Cortei as raízes enquanto cortava o cabelo

Deixei para trás o peso de ser quem eu era

Não me importo se eu abrir e não te responder

Se hoje fosse meu último dia

Eu não precisaria me dizer que não fiz tudo o que queria fazer

Porque a vida se tornou preciosa enquanto cozinho

E cada momento tem sido uma gota de ouro para mim

Eu me vejo por dentro, finalmente vivo no presente

Mas, houve um tempo em que eu constantemente visitava o passado

E a realidade era um buraco que se abria e,

conforme eu caía, aumentava  ainda mais.

E agora estou tão longe de lá

Fiz um lar para mim e não abrirei a porta para ninguém entrar.

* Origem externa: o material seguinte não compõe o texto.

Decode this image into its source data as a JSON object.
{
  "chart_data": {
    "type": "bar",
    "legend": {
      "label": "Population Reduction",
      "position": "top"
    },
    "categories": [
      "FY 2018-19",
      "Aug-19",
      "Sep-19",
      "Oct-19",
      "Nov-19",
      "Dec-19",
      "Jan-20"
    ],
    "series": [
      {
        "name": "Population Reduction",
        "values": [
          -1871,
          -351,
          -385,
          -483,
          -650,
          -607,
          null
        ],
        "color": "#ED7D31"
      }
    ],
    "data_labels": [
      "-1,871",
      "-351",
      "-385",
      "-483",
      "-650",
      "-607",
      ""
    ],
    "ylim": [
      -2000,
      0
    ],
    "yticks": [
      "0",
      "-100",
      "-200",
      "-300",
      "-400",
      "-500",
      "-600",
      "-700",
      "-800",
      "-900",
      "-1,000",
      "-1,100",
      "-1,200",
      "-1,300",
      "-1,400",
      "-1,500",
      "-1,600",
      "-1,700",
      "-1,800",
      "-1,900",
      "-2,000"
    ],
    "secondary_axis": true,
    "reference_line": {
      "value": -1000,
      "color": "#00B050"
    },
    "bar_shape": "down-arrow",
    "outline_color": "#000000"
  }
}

Ninguém pode me machucar aqui

Ninguém pode me fazer sentir que não pertenço, não mais.

Não há mais memórias de tudo o que perdi

Mas, meu corpo ainda se lembra das coisas que tive que suportar, só para continuar sendo uma boa menina.

Foram tantos golpes, mas tive que continuar de pé

Só para preencher aquela sala, cheia de pessoas que me machucaram sem nem perceber.

E eu não me importo mais com isso.

Não existem mais portões altos demais, tremendo, esperando ele se abrir.

Me sentei à mesa e ouvi todas as coisas que me enterraram ainda mais fundo do que eu já estava.

Mas eu nunca expliquei o quão ruins elas eram para mim.

E quando volto lá, ainda sinto meu corpo colapsar.

Tomo um comprimido antes de ir.

Minha mente já se foi, mas meu corpo revive a cada passo que dou até chegar lá 

Mas eu não preciso mais fingir.

Já encontrei um lugar seguro para mim.

Mas se ninguém entender, que aprendam a lidar com a minha ausência. Nunca vão saber o tanto de veneno me fizeram beber.

E se hoje fosse o último dia

Eu partiria feliz, porque aprendi a me proteger

Ninguém vai me obrigar a ficar ou ir para onde eu não quero ir.

Não escuto mais, se começarem a  dizer, o que não é para mim.

Veneno em conta-gotas, que me mataria, mas, de alguma forma, ainda estou aqui.

Se hoje fosse o último dia

Eu não teria do que me arrepender, estaria bem aqui pra mim,

olhando cada pedacinho que eu construí.

Sentada na minha varanda, escutando o tri-li-lin.

Vivendo pra mim, porque agora essa é a única coisa que realmente me importa.